“To-morrow is Saint Valentine’s day; All in the morning bedtime; And I a maid at your window, To be your Valentine.” – William Shakespeare, Hamlet Act 4, Scene 5
William Shakespeare evoked love and devotion in many of his works, and we celebrate love and adoration during the month of February. With Valentine’s Day rapidly approaching, have you ever really thought about how this special day to honor love came about?
There have been conspiracy theories claiming the holiday was thought up by greeting cards or candy companies just to make a few sales, but that’s such a cynical view to take. Lately, the holiday isn’t always seen through rose-colored glasses by many, especially by those who don’t have a special sweetheart with which to celebrate the day. But before you form your judgment on this day that really should cause anyone to shake off the winter blues from the chilly month of February, maybe a little investigation into the origins of Valentine’s Day might be of assistance. So, let’s delve into a short history lesson on how Valentine’s Day came about.
With backgrounds in Christian and ancient Roman traditions, the history of Valentine’s Day — its origins and tradition — is often shrouded in mystery. Just exactly who was St. Valentine, the patron saint who is acknowledged for bringing about this special day of love to February? One theory is that in Rome during the third century, Emperor Claudius II decreed that soldiers were better and more focused if they remained single, and he outlawed marriage. A priest named Valentine did not agree with this adage and performed secret marriages for young lovers.
Other theories speculate that another brave soul who shared the name of Valentine was condemned because he tried to help Christians escape the tortuous beatings they received in Roman prisons. Legend holds that the first “Valentine” was actually sent by Valentine to a young jailor’s daughter who would visit him. Valentine fell in love with her and sent her a proclamation of love before he was executed, signing the sweet love-filled letter “From your Valentine” thus beginning our tradition of sending valentines today to the ones that we cherish. By the Middle Ages, Valentine arose as a romantic hero and became one of the most popular saints in England and France. It is believed that Valentine met his death in February, and it was designated that a special day during this month would be designated to honor Saint Valentine and the institution of love.
If you’re into conspiracy theories, you might have to form your own opinions from the research that has been done. It’s often speculated that the designation of February 14 as St. Valentine’s Day has its foundation in nature. During the Middle Ages in England and France, the date was commonly considered the beginning of the mating season for birds — hence, it was therefore connected with the idea of love, and the rest as they say is history. But you still might be wondering how the other traditions of this day devoted to love came about.
Valentine greetings professing emotions of love and romance began to appear as early as the early 1400s, but how exactly did that adorable cherub Cupid become associated with this love-filled holiday?
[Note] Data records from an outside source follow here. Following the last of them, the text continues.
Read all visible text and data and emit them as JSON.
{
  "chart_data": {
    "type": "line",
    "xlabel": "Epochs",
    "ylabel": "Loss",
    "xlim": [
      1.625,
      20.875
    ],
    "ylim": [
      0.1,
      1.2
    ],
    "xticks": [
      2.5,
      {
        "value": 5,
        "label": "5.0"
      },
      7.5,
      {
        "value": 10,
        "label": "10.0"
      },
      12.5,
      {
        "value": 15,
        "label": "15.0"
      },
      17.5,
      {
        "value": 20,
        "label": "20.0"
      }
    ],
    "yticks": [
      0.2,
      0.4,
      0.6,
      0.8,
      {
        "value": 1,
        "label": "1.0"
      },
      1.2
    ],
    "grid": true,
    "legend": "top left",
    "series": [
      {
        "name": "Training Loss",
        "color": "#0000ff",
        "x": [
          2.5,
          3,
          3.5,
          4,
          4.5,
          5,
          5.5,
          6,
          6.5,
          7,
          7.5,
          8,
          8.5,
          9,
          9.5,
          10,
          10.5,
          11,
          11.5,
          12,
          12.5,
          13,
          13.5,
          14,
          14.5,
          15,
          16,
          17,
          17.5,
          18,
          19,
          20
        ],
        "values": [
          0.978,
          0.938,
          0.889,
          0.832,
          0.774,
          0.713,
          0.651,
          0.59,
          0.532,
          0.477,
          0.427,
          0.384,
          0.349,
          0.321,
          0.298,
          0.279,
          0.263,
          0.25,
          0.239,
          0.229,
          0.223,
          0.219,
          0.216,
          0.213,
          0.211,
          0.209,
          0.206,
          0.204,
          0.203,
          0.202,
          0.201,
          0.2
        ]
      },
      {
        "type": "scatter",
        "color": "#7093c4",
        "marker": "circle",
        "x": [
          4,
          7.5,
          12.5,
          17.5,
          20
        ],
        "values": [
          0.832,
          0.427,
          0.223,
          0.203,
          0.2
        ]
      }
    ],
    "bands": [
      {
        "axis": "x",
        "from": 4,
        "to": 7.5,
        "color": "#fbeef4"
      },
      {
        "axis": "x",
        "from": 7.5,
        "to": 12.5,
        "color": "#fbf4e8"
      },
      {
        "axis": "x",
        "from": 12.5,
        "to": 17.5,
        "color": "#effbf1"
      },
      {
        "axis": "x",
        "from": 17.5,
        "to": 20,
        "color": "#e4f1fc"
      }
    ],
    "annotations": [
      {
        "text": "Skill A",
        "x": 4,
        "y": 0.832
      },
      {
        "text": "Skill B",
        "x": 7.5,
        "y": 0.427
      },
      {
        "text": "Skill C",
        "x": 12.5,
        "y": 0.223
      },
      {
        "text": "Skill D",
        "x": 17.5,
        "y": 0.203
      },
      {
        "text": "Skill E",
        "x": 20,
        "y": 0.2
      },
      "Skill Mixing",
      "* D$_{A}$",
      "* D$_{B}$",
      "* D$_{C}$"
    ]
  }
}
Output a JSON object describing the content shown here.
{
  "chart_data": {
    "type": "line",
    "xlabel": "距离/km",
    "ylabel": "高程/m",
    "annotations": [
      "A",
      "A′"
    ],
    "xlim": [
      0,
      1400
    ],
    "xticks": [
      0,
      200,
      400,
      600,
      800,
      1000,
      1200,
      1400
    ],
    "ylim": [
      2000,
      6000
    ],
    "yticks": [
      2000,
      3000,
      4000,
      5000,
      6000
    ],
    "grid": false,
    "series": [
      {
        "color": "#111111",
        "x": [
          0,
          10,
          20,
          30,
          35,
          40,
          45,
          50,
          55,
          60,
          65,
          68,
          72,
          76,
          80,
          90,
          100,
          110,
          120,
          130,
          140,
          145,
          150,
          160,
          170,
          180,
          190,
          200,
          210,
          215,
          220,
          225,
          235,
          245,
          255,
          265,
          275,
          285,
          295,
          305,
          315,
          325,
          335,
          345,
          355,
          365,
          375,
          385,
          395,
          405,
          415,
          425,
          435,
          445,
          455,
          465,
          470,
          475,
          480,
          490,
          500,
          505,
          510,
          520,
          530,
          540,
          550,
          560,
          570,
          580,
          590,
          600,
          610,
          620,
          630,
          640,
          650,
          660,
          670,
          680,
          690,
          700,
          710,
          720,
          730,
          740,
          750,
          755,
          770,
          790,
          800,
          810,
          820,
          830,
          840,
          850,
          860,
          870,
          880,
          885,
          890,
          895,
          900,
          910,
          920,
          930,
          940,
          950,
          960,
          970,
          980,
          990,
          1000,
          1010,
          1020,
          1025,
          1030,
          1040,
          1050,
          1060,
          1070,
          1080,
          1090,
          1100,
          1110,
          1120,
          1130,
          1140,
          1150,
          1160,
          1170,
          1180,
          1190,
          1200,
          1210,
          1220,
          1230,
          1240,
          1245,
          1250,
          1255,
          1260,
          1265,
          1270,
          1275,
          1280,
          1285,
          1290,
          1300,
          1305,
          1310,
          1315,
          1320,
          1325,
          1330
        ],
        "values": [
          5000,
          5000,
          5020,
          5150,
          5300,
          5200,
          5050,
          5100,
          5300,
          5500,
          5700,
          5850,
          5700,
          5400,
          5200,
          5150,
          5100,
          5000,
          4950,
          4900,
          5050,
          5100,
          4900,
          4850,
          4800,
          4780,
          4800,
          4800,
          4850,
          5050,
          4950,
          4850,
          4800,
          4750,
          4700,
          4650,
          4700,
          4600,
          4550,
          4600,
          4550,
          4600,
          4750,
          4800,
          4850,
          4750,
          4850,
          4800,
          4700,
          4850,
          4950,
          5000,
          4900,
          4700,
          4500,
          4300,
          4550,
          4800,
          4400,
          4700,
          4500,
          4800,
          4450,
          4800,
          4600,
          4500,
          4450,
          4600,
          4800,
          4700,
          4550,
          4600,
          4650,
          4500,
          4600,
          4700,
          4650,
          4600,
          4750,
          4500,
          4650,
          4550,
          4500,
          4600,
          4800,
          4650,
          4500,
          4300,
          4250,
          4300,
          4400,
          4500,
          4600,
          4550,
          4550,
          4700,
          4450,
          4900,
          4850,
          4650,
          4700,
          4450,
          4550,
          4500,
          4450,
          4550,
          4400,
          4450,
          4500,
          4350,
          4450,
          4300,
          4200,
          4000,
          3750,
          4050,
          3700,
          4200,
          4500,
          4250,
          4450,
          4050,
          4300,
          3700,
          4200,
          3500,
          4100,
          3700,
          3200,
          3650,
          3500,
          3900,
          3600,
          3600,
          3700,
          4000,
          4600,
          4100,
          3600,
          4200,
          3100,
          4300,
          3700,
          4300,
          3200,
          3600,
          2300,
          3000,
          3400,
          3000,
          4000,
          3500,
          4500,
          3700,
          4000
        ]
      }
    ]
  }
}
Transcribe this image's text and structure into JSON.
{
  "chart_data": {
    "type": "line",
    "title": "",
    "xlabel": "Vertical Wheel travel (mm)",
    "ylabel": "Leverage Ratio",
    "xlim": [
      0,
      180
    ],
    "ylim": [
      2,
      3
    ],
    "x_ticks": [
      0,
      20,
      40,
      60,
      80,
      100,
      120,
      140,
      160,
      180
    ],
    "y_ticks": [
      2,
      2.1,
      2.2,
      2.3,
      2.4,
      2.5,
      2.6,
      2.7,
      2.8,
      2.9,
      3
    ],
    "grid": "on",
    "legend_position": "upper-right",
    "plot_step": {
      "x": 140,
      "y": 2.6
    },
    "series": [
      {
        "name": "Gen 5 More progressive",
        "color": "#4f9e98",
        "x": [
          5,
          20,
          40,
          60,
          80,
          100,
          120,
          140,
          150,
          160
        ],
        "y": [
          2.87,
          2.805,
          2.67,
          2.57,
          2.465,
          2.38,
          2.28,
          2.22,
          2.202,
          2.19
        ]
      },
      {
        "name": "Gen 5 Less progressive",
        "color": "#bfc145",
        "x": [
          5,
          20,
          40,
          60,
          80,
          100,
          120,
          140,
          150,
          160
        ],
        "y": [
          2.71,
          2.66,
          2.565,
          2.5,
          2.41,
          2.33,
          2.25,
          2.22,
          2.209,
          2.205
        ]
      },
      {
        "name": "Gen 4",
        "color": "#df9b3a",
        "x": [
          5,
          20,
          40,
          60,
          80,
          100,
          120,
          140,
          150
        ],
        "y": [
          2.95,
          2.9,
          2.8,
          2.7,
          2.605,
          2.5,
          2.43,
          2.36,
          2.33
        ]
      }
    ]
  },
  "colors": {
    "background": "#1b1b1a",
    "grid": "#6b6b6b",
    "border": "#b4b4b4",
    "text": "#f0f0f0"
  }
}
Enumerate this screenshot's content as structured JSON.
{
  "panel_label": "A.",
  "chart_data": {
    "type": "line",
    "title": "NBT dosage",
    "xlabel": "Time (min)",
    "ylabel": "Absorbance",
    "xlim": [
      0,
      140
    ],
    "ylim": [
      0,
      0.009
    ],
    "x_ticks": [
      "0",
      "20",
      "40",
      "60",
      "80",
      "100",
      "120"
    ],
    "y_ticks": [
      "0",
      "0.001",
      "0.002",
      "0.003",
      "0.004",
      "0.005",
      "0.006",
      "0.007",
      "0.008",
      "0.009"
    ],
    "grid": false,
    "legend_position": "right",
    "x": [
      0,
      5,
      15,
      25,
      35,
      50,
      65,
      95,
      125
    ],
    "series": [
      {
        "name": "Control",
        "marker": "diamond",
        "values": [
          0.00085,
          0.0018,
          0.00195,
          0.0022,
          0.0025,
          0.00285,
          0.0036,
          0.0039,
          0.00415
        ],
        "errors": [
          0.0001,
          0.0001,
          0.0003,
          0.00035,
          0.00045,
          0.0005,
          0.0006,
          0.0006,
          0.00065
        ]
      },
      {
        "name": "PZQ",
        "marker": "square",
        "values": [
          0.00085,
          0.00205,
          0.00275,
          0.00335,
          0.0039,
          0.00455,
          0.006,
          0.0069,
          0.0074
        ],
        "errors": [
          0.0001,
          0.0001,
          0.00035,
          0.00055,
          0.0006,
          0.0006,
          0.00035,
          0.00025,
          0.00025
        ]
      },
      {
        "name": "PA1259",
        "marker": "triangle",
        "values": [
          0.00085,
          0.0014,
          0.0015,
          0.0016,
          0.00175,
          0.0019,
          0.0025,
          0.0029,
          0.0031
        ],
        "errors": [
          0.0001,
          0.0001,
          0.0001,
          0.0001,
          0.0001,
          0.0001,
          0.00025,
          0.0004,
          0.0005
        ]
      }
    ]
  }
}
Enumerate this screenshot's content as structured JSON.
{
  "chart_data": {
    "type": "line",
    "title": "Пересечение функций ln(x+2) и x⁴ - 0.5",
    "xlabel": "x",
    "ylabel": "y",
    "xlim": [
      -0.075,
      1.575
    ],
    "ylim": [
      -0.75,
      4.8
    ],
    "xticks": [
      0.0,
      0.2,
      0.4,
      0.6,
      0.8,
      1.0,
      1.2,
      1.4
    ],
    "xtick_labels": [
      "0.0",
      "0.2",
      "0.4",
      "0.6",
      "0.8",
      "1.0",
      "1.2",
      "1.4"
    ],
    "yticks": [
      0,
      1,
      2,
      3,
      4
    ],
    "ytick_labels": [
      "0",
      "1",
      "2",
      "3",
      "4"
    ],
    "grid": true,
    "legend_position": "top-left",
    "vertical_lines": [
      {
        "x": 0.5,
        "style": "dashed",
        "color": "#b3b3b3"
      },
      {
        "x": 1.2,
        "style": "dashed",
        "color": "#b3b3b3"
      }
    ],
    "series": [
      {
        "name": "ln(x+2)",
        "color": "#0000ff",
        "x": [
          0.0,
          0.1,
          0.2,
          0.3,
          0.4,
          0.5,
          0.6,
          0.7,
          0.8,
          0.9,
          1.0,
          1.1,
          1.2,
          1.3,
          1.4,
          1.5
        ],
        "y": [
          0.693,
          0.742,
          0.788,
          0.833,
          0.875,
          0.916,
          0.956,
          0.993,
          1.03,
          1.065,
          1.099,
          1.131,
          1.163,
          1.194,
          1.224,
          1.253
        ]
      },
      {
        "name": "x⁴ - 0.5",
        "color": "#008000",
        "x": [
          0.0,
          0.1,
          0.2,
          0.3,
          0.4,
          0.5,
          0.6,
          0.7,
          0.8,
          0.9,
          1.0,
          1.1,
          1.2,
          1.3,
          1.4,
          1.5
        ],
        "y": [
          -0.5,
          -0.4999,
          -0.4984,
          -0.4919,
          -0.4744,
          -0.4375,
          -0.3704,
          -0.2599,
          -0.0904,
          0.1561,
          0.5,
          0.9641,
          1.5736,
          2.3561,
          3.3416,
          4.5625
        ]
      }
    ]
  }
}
Cupid arose in Greek mythology as a stunning immortal who played with all hearts by shooting them with his golden arrows that were sure to spark love. He later was betrayed as the adorable little cherub that graces our Valentines and decorations today.
As early as the middle of the 18th century, lovers and friends began to give tokens of love and affection or handwritten notes as they poured out their true feelings for that special someone. By the 1900s, printed cards soon took the place of handwritten letters of love, and it became a tradition to exchange manufactured cards to express feelings of love. That tradition most definitely continues today, and it is estimated by Hallmark that over 145 million Valentine’s Day cards are sent each year — second only to Christmas in the card delivery department.
While we think of Valentine’s Day as a celebration of love and romance, that wasn’t always the case. Back during the Victorian Era, people certainly used the tradition of sending one’s feelings in the form of a Valentine, but that didn’t necessarily mean the words were filled with images of hearts and kisses. In fact, the Victorians took great delight in sending anonymous notes filled with nasty words of hate and distaste to those that they did not like, which might include undesired suitors and even to friends and family who often had less than attractive qualities. These cards received the appropriate title of “Vinegar Valentines.” Thankfully, those venom-filled valentines fell out of fashion and Valentine’s Day is now associated with much sweeter images and sentiments.
One of the most popular Valentine’s Day gifts is undoubtedly chocolate, and it has its origins dating back to 1861 when the Cadbury Chocolate company devised the first known heart-shaped boxes to hold those sweet chocolates for that sweet one in your life. Roses and favorite flowers soon followed as popular gifts to represent affection. Something sparkly is always a popular gift, but jewelry is not as popular a gift as anticipated as about only 10 percent of loved ones receive a gift dripping in diamonds and gold. But there is an amazing caveat to those statistics; a staggering study recently showed that over six million people get engaged on Valentine’s Day each year. It is also a popular day to exchange vows in mass weddings with more married couples sharing Valentine’s Day anniversaries over any other day of the year.
Love is definitely in the air as Valentine’s Day is about to take center stage. Despite a history of its origins shrouded in mystery, Valentine’s Day has stood the test of time and is a special day, despite the doldrums of winter and chilly weather. Continue these beloved traditions with your sweethearts, and may your Valentine’s Day be simply magical.